# Geospatial Data Carpentry

For this Exercise, you will build on what you have learned of geospatial data and your previous data carpentry skills to acquire, stage, ingest, and render various datasets.

We will be accessing data linked at the US Government's Geospatial Platform: https://www.geoplatform.gov/


All the datasets will be in different formats.
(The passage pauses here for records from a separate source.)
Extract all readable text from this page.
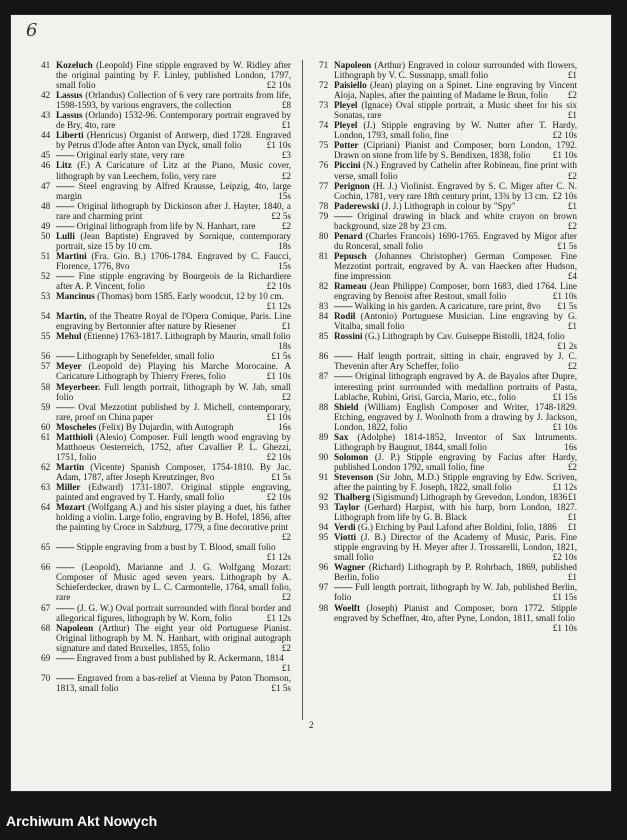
6

41 Kozeluch (Leopold) Fine stipple engraved by W. Ridley after the original painting by F. Linley, published London, 1797, small folio	£2 10s

42 Lassus (Orlandus) Collection of 6 very rare portraits from life, 1598-1593, by various engravers, the collection	£8

43 Lassus (Orlando) 1532-96. Contemporary portrait engraved by de Bry, 4to, rare	£1

44 Liberti (Henricus) Organist of Antwerp, died 1728. Engraved by Petrus d'Jode after Anton van Dyck, small folio	£1 10s

45 —— Original early state, very rare	£3

46 Litz (F.) A Caricature of Litz at the Piano, Music cover, lithograph by van Leechem, folio, very rare	£2

47 —— Steel engraving by Alfred Krausse, Leipzig, 4to, large margin	15s

48 —— Original lithograph by Dickinson after J. Hayter, 1840, a rare and charming print	£2 5s

49 —— Original lithograph from life by N. Hanhart, rare	£2

50 Lulli (Jean Baptiste) Engraved by Sornique, contemporary portrait, size 15 by 10 cm.	18s

51 Martini (Fra. Gio. B.) 1706-1784. Engraved by C. Faucci, Florence, 1776, 8vo	15s

52 —— Fine stipple engraving by Bourgeois de la Richardiere after A. P. Vincent, folio	£2 10s

53 Mancinus (Thomas) born 1585. Early woodcut, 12 by 10 cm.
£1 12s

54 Martin, of the Theatre Royal de l'Opera Comique, Paris. Line engraving by Bertonnier after nature by Riesener	£1

55 Mehul (Etienne) 1763-1817. Lithograph by Maurin, small folio
18s

56 —— Lithograph by Senefelder, small folio	£1 5s

57 Meyer (Leopold de) Playing his Marche Morocaine. A Caricature Lithograph by Thierry Freres, folio	£1 10s

58 Meyerbeer. Full length portrait, lithograph by W. Jab, small folio	£2

59 —— Oval Mezzotint published by J. Michell, contemporary, rare, proof on China paper	£1 10s

60 Moscheles (Felix) By Dujardin, with Autograph	16s

61 Matthioli (Alesio) Composer. Full length wood engraving by Matthoeus Oesterreich, 1752, after Cavallier P. L. Ghezzi, 1751, folio	£2 10s

62 Martin (Vicente) Spanish Composer, 1754-1810. By Jac. Adam, 1787, after Joseph Kreutzinger, 8vo	£1 5s

63 Miller (Edward) 1731-1807. Original stipple engraving, painted and engraved by T. Hardy, small folio	£2 10s

64 Mozart (Wolfgang A.) and his sister playing a duet, his father holding a violin. Large folio, engraving by B. Hofel, 1856, after the painting by Croce in Salzburg, 1779, a fine decorative print
£2

65 —— Stipple engraving from a bust by T. Blood, small folio
£1 12s

66 —— (Leopold), Marianne and J. G. Wolfgang Mozart: Composer of Music aged seven years. Lithograph by A. Schieferdecker, drawn by L. C. Carmontelle, 1764, small folio, rare	£2

67 —— (J. G. W.) Oval portrait surrounded with floral border and allegorical figures, lithograph by W. Korn, folio	£1 12s

68 Napoleon (Arthur) The eight year old Portuguese Pianist. Original lithograph by M. N. Hanhart, with original autograph signature and dated Bruxelles, 1855, folio	£2

69 —— Engraved from a bust published by R. Ackermann, 1814
£1

70 —— Engraved from a bas-relief at Vienna by Paton Thomson, 1813, small folio	£1 5s

71 Napoleon (Arthur) Engraved in colour surrounded with flowers, Lithograph by V. C. Sussnapp, small folio	£1

72 Paisiello (Jean) playing on a Spinet. Line engraving by Vincent Aloja, Naples, after the painting of Madame le Brun, folio £2

73 Pleyel (Ignace) Oval stipple portrait, a Music sheet for his six Sonatas, rare	£1

74 Pleyel (J.) Stipple engraving by W. Nutter after T. Hardy, London, 1793, small folio, fine	£2 10s

75 Potter (Cipriani) Pianist and Composer, born London, 1792. Drawn on stone from life by S. Bendixen, 1838, folio £1 10s

76 Piccini (N.) Engraved by Cathelin after Robineau, fine print with verse, small folio	£2

77 Perignon (H. J.) Violinist. Engraved by S. C. Miger after C. N. Cochin, 1781, very rare 18th century print, 13¾ by 13 cm. £2 10s

78 Paderewski (J. J.) Lithograph in colour by "Spy"	£1

79 —— Original drawing in black and white crayon on brown background, size 28 by 23 cm.	£2

80 Penard (Charles Francois) 1690-1765. Engraved by Migor after du Ronceral, small folio	£1 5s

81 Pepusch (Johannes Christopher) German Composer. Fine Mezzotint portrait, engraved by A. van Haecken after Hudson, fine impression	£4

82 Rameau (Jean Philippe) Composer, born 1683, died 1764. Line engraving by Benoist after Restout, small folio	£1 10s

83 —— Walking in his garden. A caricature, rare print, 8vo £1 5s

84 Rodil (Antonio) Portuguese Musician. Line engraving by G. Vitalba, small folio	£1

85 Rossini (G.) Lithograph by Cav. Guiseppe Bistolli, 1824, folio
£1 2s

86 —— Half length portrait, sitting in chair, engraved by J. C. Thevenin after Ary Scheffer, folio	£2

87 —— Original lithograph engraved by A. de Bayalos after Dupre, interesting print surrounded with medallion portraits of Pasta, Lablache, Rubini, Grisi, Garcia, Mario, etc., folio	£1 15s

88 Shield (William) English Composer and Writer, 1748-1829. Etching, engraved by J. Woolnoth from a drawing by J. Jackson, London, 1822, folio	£1 10s

89 Sax (Adolphe) 1814-1852, Inventor of Sax Intruments. Lithograph by Baugnut, 1844, small folio	16s

90 Solomon (J. P.) Stipple engraving by Facius after Hardy, published London 1792, small folio, fine	£2

91 Stevenson (Sir John, M.D.) Stipple engraving by Edw. Scriven, after the painting by F. Joseph, 1822, small folio	£1 12s

92 Thalberg (Sigismund) Lithograph by Grevedon, London, 1836 £1

93 Taylor (Gerhard) Harpist, with his harp, born London, 1827. Lithograph from life by G. B. Black	£1

94 Verdi (G.) Etching by Paul Lafond after Boldini, folio, 1886 £1

95 Viotti (J. B.) Director of the Academy of Music, Paris. Fine stipple engraving by H. Meyer after J. Trossarelli, London, 1821, small folio	£2 10s

96 Wagner (Richard) Lithograph by P. Rohrbach, 1869, published Berlin, folio	£1

97 —— Full length portrait, lithograph by W. Jab, published Berlin, folio	£1 15s

98 Woelft (Joseph) Pianist and Composer, born 1772. Stipple engraved by Scheffner, 4to, after Pyne, London, 1811, small folio
£1 10s

2
Archiwum Akt Nowych
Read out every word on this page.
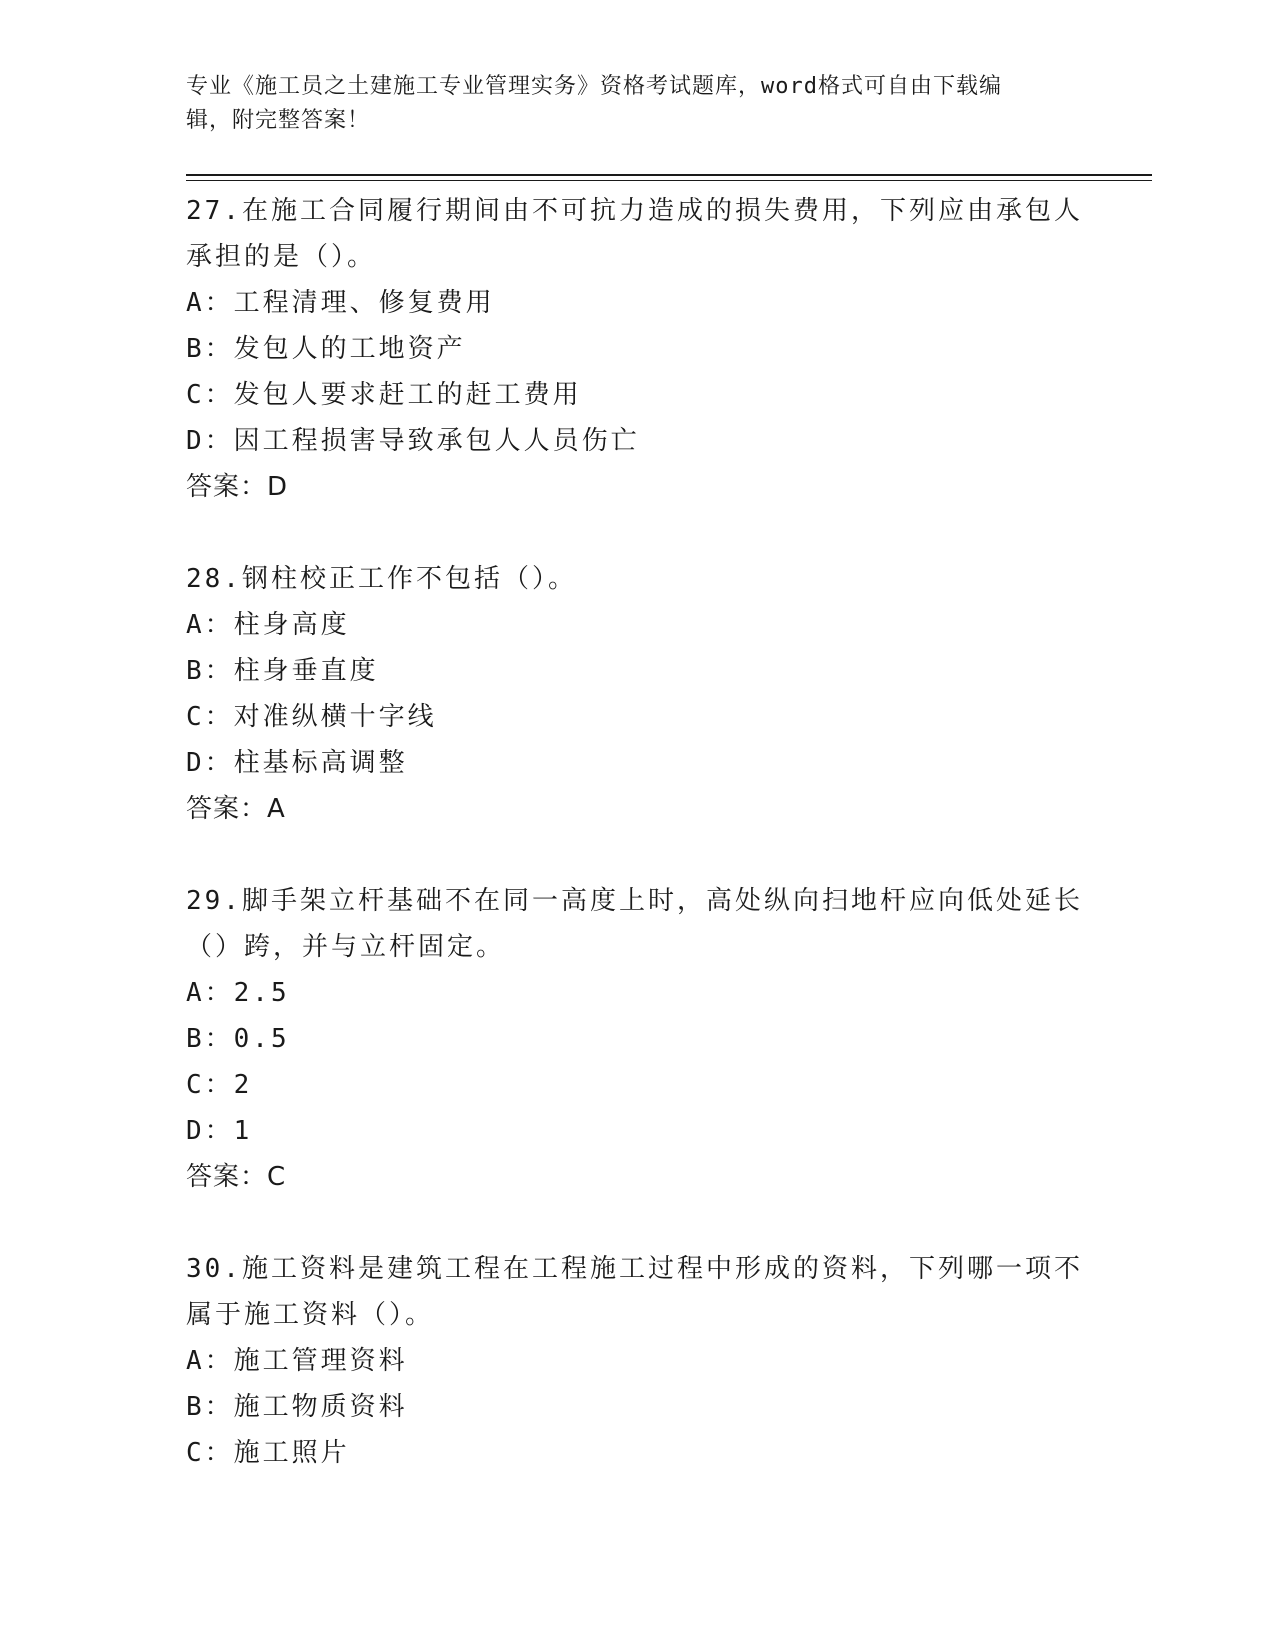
专业《施工员之土建施工专业管理实务》资格考试题库，word格式可自由下载编
辑，附完整答案！
27.在施工合同履行期间由不可抗力造成的损失费用，下列应由承包人
承担的是（）。
A：工程清理、修复费用
B：发包人的工地资产
C：发包人要求赶工的赶工费用
D：因工程损害导致承包人人员伤亡
答案：D
28.钢柱校正工作不包括（）。
A：柱身高度
B：柱身垂直度
C：对准纵横十字线
D：柱基标高调整
答案：A
29.脚手架立杆基础不在同一高度上时，高处纵向扫地杆应向低处延长
（）跨，并与立杆固定。
A：2.5
B：0.5
C：2
D：1
答案：C
30.施工资料是建筑工程在工程施工过程中形成的资料，下列哪一项不
属于施工资料（）。
A：施工管理资料
B：施工物质资料
C：施工照片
Some you may have seen, some will be new.
 * [New Mexico Populated Places (GNIS), 2009](http://gstore.unm.edu/apps/rgis/datasets/c73b5e4d-fd64-4a2c-8a93-668e47d982d8/gnis_nm_poppl09.derived.csv)
 * [Bureau of Land Management Land Grant Boundaries](http://gstore.unm.edu/apps/rgis/datasets/3d23ac95-2b28-4c1f-b5cc-b656133a018f/land_grants.original.zip/)
 * http://gstore.unm.edu/apps/rgis/datasets/b4ae8f53-8dff-46bb-9058-e5501cabdd1b/school_district_boundaries.derived.gml
 * http://gstore.unm.edu/apps/rgis/datasets/ab17adb4-0992-436b-8ae4-575d8405d188/gpsrdsddshp.derived.kml

These datasets, while discoverable on geoplatform.gov are hosted at the University of New Mexico.

## Exercise Prerequisite
In the module 2 practices, you ingested the first two data sources into PostGIS.
This is necessary, as you will ingest additional files and then execute Geospatial queries against the ingested data.

# File 1: Geography Markup Format (GML) format

 * http://gstore.unm.edu/apps/rgis/datasets/b4ae8f53-8dff-46bb-9058-e5501cabdd1b/school_district_boundaries.derived.gml

This file is a GML formatted file of school district boundaries.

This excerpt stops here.